Nazaruddin: Angie Cuma Menikmati Rp1,5 Miliar
Metrotvnews.com, Jakarta: Mantan Bendahara Umum Partai Demokrat, Muhammad Nazaruddin, mengatakan Angelina Sondakh alias Angie mendapat jatah uang proyek pembangunan Wisma Atlet di Palembang sebesar Rp1,5 miliar. Uang itu bagian dari Rp9 miliar yang digelontorkan ke DPR.
"Uangnya datang Rp9 miliar itu dari dia (Angelina) sama Wayan Koster, diserahkan ke Mirwan Amir, jelaskan ke Anas Rp2 miliar. Dia (Angelina) cuma menikmati Rp1,5 miliar. Sebesar Rp1,5 miliar ke pimpinan lain, ke ketua fraksi," kata Nazaruddin di Pengadilan Tindak Pidana Korupsi, Jakarta, Jumat (3/2) kemarin.
Menurut Nazaruddin, peranan Angie dalam proyek tersebut diketahui tim pencari fakta Partai Demokrat. Pasalnya, mantan Puteri Indonesia itu telah menjelaskan ihwal uang yang diterima beserta alirannya di hadapan tim pencari fakta (TPF) yang diketuai Ketua Komisi III DPR Benny Kabur Harman.
"Peran Angie, kejar TPF, itu diakuin semua. Benny K Harman, Edy Sitanggang, Max (Sopacua), Mahyudin, Mirwan, Jafar Hafsah, saya, Angie, ada Nasir, di situ diungkapin semua," kata Nazaruddin.
Nazaruddin didakwa menerima suap berupa cek senilai Rp4,6 miliar dari Mindo Rosalina Manulang dan Mohamad El Idris terkait proyek yang sama. Suami Neneng Sriwahyuni itu juga pernah diperiksa tim pencari fakta pada awal kasus ini mencuat.

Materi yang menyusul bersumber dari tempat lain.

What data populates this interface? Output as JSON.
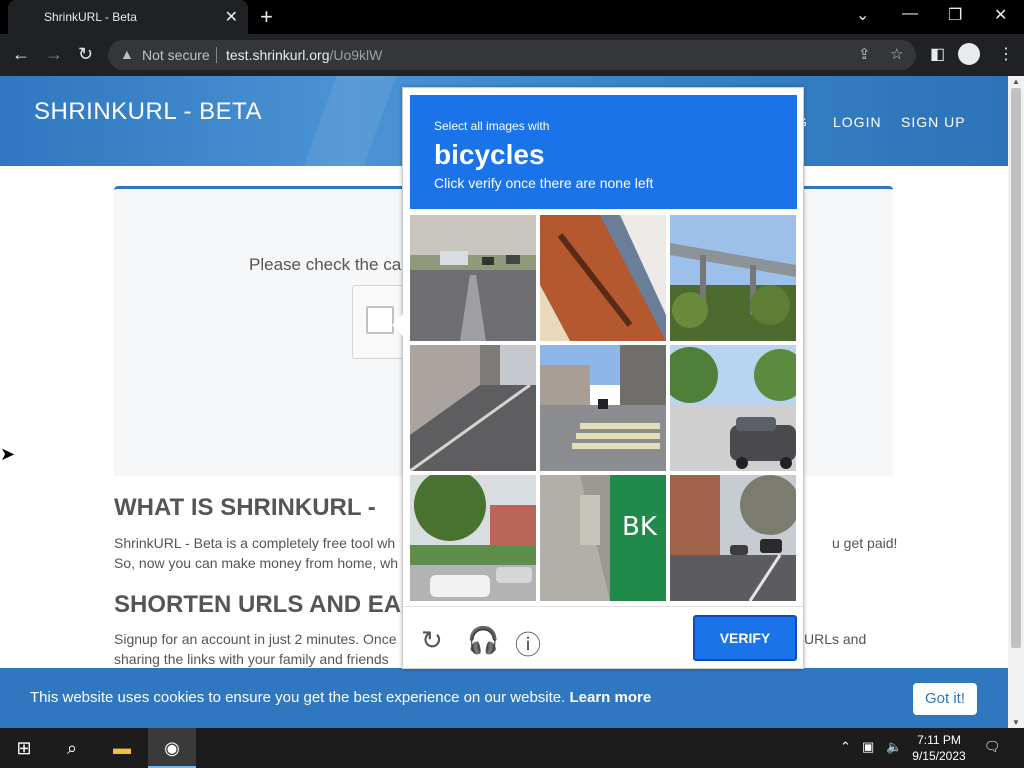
{
  "browser": {
    "tab_title": "ShrinkURL - Beta",
    "security_label": "Not secure",
    "url_host": "test.shrinkurl.org",
    "url_path": "/Uo9klW"
  },
  "site": {
    "brand": "SHRINKURL - BETA",
    "nav": [
      "G",
      "LOGIN",
      "SIGN UP"
    ],
    "card_text": "Please check the ca",
    "h2_1": "WHAT IS SHRINKURL -",
    "p1_line1": "ShrinkURL - Beta is a completely free tool wh",
    "p1_line1_right": "u get paid!",
    "p1_line2": "So, now you can make money from home, wh",
    "h2_2": "SHORTEN URLS AND EA",
    "p2_line1": "Signup for an account in just 2 minutes. Once",
    "p2_line1_right": "URLs and",
    "p2_line2": "sharing the links with your family and friends"
  },
  "cookie": {
    "text": "This website uses cookies to ensure you get the best experience on our website.",
    "link": "Learn more",
    "button": "Got it!"
  },
  "captcha": {
    "instruction_small": "Select all images with",
    "target": "bicycles",
    "instruction_sub": "Click verify once there are none left",
    "verify": "VERIFY",
    "tiles": [
      "street-road",
      "building-eaves",
      "bridge-trees",
      "sidewalk-wall",
      "crosswalk-street",
      "parked-cars-street",
      "street-corner-trees",
      "sidewalk-green-sign",
      "city-street-cars"
    ]
  },
  "taskbar": {
    "time": "7:11 PM",
    "date": "9/15/2023"
  },
  "colors": {
    "brand_blue": "#2f77bf",
    "captcha_blue": "#1a73e8"
  }
}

KPK kemarin telah mengumumkan Angie, panggilan Angelina Sondakh, sebagai tersangka baru dalam kasus dugaan suap proyek pembangunan Wisma Atlet. Ia diduga menerima pemberian atau janji terkait proyek senilai Rp191 miliar tersebut
Sejumlah saksi dalam persidangan Nazaruddin sebelumnya mengatakan, dana yang mengalir dari Permai Grup ke Angie dan I Wayan Koster sebesar Rp2 miliar dan Rp3 miliar. Angie dan Koster kini telah dicegah bepergian ke luar negeri oleh Ditjen Imigrasi Kementerian Hukum dan Hak Asasi Manusia. Meski begitu, Koster belum ditetapkan sebagai tersangka.(IKA)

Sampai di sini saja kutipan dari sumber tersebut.